Muralism: Identity and Revolution
The Throckmorton Gallery, 145 East 57th Street.
The new show at the Throckmorton Fine Art Gallery, Muralism: Identity and Revolution, serves as a important companion piece to the upcoming Mexican Muralists Remake American Art, 1925-1945 at the Whitney Museum of American Art. The show actually documents this artistic period through photographs of both the art work and the artists. In fact the Whitney actually will be featuring photographs from the Gallerist Spencer Throckmorton's collection. We wanted to interview the gallerist to highlight both the show and the artistic period.
Kathleen Cullen: People are familiar with the mural work of Diego Rivera but may not know his work was part of a larger movement. Can you explain what started this movement and the subject matter?

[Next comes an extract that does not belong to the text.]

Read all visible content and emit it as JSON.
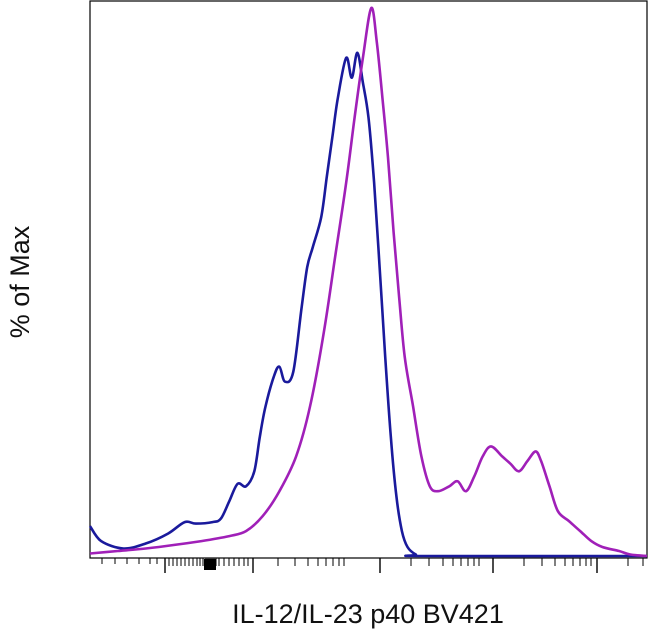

Spenser Throckmorton: At the end of the Mexican Revolution, which historians place as happening between 1917 and 1920 there was a resurgence of Mexican art. Artists sought to reimagine the Mexican identity and focus the subject of the work on the poor, the Indian, the peasant, and the worker. This was a movement away from academic tradition which was viewed as elitist. The goal was to bring art closet to those Mexicans long marginalized. Murals were the most celebrated of the art forms and were painted all over Mexico in public sites including churches, palaces, government buildings, schools and museums.
KC: Who were the important artists? What themes did their work share?
ST: In addition to Diego Rivera, other artists include David Alfaro Siqueiros and José Clemente Orozco. The themes were a celebration of the lives of everyday people, the work they did and the lives they lived.
KC: What role did this movement play in the culture at the time?
ST: The murals depicted a true break from the past in that the subjects featured were non-European heroes including Aztec warriors fighting the Spanish, peasants fighting for the revolution and modern day laborers building Mexico City.
KC: Can you describe the work in the current show and what influenced you to do this show at this time?
ST: I've always been interested in this work because the murals in Mexico is so commanding and memorable. The photos in the show are very rare as they were not printed in great amounts and they were not seen as the artwork but seen as something cataloguing they work. There are photos of murals that no longer exist and these photos are the only documents.
Diego Rivera hired Tina Modotti, who supported herself taking pictures of artists' work, to photograph his murals so he could advertise his and get commissions. People may be familiar with his murals in Rockefeller Center that were so controversial they were later destroyed. In the United States Rivera also did murals for the Detroit Institute of Arts and the City Club in the San Francisco Stock Exchange.
The show features 26 pictures by Modotti as well as other photographers with a focus on both the murals and the people in and around the movement. Modotti, who was Italian, was very familiar with this group, as, in addition to being a photographer, she was an activist for the communist party. She was actually exiled from Mexico in 1930 only to return in 1939 to live there under a pseudonym.
KC: What do you hope viewers will take away from the show?
ST: We hope to not only highlight this period and the work, but the show helps to both preserve and document this time in Mexico's and the art world's history. It’s also a way we connect this work to a new audience.